Recent years have seen the emergence of a body of interdisciplinary research which attempts to address perceived limitations in how we conceptualise information and communication technologies (ICT) and their role in the (re)configuration ofsocial/organisational life. This eclectic scholarship directs attention to the material nature of technology as it is experienced by embodied actors, thus offering the promise of more sophisticated analyses of how technologies mediate human action inorganisational settings.

It is within this context, that Professor Harman’s work has gained widespread attention and acclaim for its attempts to develop an ‘object-orientated philosophy’. Much of Professor Harman’s focus is on an interpretation of the tool-analysis of Heidegger’s Being and Time, developed in his book Guerrilla Metaphysics—Phenomenology and the Carpentry of Things. In reviewing this book, Bruno Latour observes: “This [book] fully deserves the title of guerrilla warfare, though Harman, instead of brandishing Che Guevara’s Kalashnikov, in another futile enterprise of deconstruction, has adopted William James’s splendid style to bring us back to the buzzing, blooming world”.
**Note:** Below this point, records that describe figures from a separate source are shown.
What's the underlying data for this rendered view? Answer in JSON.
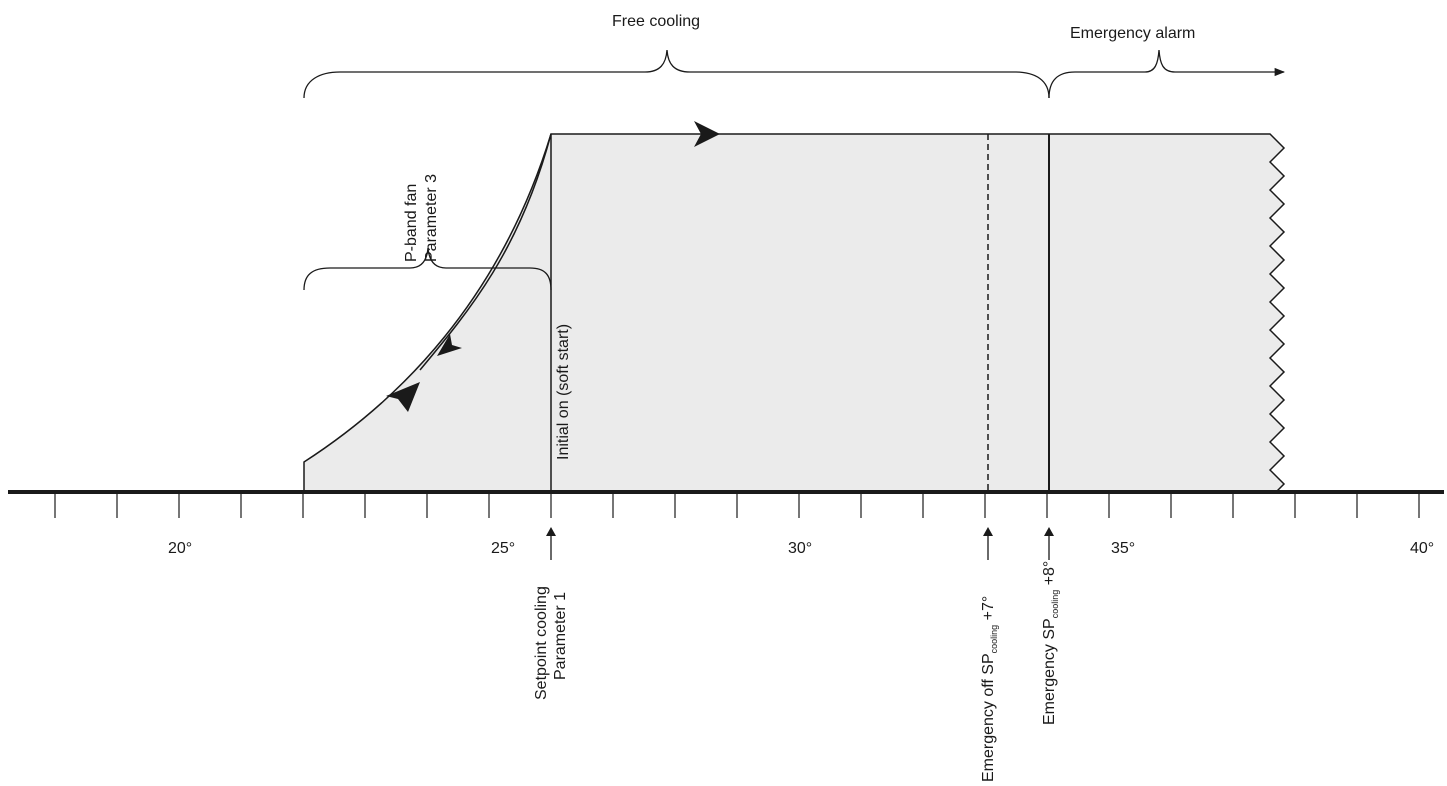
{
  "labels": {
    "free_cooling": "Free cooling",
    "emergency_alarm": "Emergency alarm",
    "pband_line1": "P-band fan",
    "pband_line2": "Parameter 3",
    "initial_on": "Initial on (soft start)",
    "setpoint_line1": "Setpoint cooling",
    "setpoint_line2": "Parameter 1",
    "emergency_off_prefix": "Emergency off SP",
    "emergency_off_sub": "cooling",
    "emergency_off_suffix": " +7°",
    "emergency_prefix": "Emergency SP",
    "emergency_sub": "cooling",
    "emergency_suffix": " +8°"
  },
  "axis": {
    "tick_labels": [
      "20°",
      "25°",
      "30°",
      "35°",
      "40°"
    ]
  }
}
Professor Harman has engaged, with Bruno Latour, in a number of recent management debates at the London School of Economics on the subject of Actor-Network Theory (http://www.lse.ac.uk/collections/informationSystems/newsAndEvents/2008events/HarmanLatour.htm), and he co-edits, with Latour, the ‘New Metaphysics’ series. In May of this year Professor Harman will publish his latest book, Prince of Networks—Bruno Latour and Metaphysics.

Abstract
The concept of substance has relatively few defenders in present-day philosophy. I happen to be one of them, though I also believe that several features of the classical concept of substance (simplicity, naturalness, and eternity) must be discarded. For me, the necessity of a new concept of substance (or “objects,” as I prefer) comes from Heidegger’s tool-analysis. With this analysis Heidegger does not just show that invisible human practices come before conscious human awareness. Instead, the analysis shows that objects exist as something over and above all their relations to other things (the exact opposite of Bruno Latour’s relational model of actors). Most contemporary philosophies are simply variant “radical” attempts to deny the existence of objects. Objects are reduced either to their relations, or to how they are manifested in human consciousness, or to tiny material particles, or to “pre-individual singularities,” or to a shapeless, formless rumbling of inarticulate being. I oppose all such radical models, and insist on a “polarized” model of philosophy in which objects can never be reduced to any of their specific incarnations in the world.

Please Note
To help us choose the venue, we would be obliged if those interested could signal their intention to attend by emailing peadar.oscolai@ucd.ie

2. WORKSHOP
The seminar will be followed on Monday 20th of April with a half-day workshop entitled ‘Object-Oriented Philosophy’. The workshop will provide an opportunity to discuss the relevance and contribution of this perspective to our conceptualisations of information systems and technology in organisational contexts. Topics of discussion will include attempts to position Professor Harman’s contribution within the current debates in management/ organisation studies that revolve around materiality, practice theory, neo-institutionalist theory and elements of Actor Network Theory.

During this workshop PhD students will discuss a number of ongoing projects, including healthcare innovations and reconfigurations associated with the introduction of telemedicine systems, knowledge work and technologies involved in Ireland’s new Deep Brain Stimulation programme, and software development as distributed, collective work.